Lloyd Strickland from the Conversation website
https://theconversation.com/usMany earlier thinkers had asked why our universe is the way it is, but Leibniz went a step further, wondering why there is a universe at all. The question is a challenging one because it seems perfectly possible that there might have been nothing whatsoever – no Earth, no stars, no galaxies, no universe. Leibniz even thought that nothing would have been “simpler and easier”. If nothing whatsoever had existed then no explanation would have been needed – not that there would have been anyone around to ask for an explanation, of course, but that’s a different matter.
And immediately we come to the, uh, heart of the matter? In contemplating the existence of something rather than nothing, what on earth does it mean to think of something as being "perfectly possible"? In fact the only way we can encompass this fully is in already having an explanation for why there
is something instead of nothing.
We have no capacity to yank ourselves up out of this particular something and examine it going all the way back to what may or may not have been the actual beginning of space and time.

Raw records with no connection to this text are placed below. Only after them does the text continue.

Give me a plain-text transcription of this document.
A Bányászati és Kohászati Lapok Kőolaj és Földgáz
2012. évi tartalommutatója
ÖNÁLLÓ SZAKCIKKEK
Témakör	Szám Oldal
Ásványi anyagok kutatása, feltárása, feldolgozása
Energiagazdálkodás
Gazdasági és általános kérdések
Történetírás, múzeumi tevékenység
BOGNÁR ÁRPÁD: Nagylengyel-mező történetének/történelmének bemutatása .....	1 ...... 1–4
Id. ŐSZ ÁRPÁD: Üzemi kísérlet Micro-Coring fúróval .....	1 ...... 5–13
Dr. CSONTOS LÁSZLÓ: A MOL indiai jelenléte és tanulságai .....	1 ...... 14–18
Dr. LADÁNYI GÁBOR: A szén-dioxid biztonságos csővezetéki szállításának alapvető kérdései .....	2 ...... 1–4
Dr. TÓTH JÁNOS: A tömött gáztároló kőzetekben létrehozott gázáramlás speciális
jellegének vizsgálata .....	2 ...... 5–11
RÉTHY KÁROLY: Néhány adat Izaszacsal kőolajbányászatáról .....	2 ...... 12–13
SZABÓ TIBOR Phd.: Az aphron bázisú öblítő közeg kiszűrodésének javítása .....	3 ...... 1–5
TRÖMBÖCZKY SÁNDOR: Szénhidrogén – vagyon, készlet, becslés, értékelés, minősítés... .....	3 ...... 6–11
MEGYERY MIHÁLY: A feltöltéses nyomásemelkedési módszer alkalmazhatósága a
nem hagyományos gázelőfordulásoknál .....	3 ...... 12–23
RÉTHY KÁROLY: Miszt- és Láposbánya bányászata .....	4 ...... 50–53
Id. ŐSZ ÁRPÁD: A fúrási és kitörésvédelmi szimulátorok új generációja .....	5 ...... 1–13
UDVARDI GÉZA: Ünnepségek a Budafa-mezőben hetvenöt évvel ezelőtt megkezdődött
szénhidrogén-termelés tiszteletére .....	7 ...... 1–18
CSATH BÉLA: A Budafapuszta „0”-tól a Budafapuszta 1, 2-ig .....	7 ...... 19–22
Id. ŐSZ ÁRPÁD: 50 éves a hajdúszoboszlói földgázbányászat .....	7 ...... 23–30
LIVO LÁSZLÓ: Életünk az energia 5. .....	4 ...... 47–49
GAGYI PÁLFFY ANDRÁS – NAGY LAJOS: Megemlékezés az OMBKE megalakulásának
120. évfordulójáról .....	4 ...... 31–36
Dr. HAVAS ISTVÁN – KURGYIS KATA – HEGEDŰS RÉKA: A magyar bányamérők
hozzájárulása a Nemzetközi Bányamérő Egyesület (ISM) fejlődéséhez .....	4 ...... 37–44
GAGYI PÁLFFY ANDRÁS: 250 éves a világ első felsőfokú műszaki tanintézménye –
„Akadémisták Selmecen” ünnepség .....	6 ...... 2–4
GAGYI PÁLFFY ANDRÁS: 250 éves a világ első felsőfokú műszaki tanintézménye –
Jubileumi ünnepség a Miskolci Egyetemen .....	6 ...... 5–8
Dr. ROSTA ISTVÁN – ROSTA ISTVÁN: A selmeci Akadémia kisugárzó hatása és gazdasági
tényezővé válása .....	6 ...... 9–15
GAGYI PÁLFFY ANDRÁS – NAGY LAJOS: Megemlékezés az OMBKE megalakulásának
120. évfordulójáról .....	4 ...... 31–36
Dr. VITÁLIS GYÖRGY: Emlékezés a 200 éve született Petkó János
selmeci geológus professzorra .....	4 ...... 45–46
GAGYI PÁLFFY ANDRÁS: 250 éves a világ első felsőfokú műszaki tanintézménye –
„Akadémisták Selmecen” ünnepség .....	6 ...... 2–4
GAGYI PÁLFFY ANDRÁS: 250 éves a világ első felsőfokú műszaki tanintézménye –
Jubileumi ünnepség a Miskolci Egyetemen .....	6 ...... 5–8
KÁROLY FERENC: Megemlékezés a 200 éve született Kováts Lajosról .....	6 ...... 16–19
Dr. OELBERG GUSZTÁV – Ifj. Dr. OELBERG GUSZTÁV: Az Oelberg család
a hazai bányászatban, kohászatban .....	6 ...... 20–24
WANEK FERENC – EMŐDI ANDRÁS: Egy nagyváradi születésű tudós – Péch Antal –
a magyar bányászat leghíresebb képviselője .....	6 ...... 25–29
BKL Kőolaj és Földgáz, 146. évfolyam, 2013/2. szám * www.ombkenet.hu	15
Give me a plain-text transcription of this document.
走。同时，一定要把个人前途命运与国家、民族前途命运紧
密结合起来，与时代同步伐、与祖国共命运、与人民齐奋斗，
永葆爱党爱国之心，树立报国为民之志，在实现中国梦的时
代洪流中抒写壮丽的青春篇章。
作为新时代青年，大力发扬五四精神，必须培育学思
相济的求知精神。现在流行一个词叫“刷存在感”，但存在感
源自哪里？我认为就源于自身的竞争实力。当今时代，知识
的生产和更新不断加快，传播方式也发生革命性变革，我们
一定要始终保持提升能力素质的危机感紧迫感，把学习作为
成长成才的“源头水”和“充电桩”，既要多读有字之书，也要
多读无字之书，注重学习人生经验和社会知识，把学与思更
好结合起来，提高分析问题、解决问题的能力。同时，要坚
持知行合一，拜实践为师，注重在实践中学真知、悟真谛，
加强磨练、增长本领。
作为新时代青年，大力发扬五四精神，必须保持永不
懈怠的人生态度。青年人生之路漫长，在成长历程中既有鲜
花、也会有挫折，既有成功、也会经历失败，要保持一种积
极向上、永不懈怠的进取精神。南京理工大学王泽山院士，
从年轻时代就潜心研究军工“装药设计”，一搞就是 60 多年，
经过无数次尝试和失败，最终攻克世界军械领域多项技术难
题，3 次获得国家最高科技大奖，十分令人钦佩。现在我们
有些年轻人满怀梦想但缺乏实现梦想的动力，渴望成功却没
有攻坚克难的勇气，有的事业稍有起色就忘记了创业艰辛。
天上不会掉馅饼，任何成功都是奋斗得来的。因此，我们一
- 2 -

We don't even know for certain if in coming up with words like "simpler and easier" we are able to do that as anything other than just another necessary component of space-time itself.
Leibniz thought that the fact that there is something and not nothing requires an explanation. The explanation he gave was that God wanted to create a universe – the best one possible – which makes God the simple reason that there is something rather than nothing.
In the years since Leibniz’s death, his great question has continued to exercise philosophers and scientists, though in an increasingly secular age it is not surprising that many have been wary of invoking God as the answer to it.
Of course an explanation is not required at all. We come into existence, we live out our life and then we die. Billions and billions of us so far. Some having invented God as the explanation, others refusing to.
Only in jettisoning God as the explanation, the answer becomes all that more mindboggling. God basically is the simple solution. No God though and somehow existence itself was either always around or had "burst" into existence out of nothing at all.
And how miserably unsatisfying are "explanations" like that?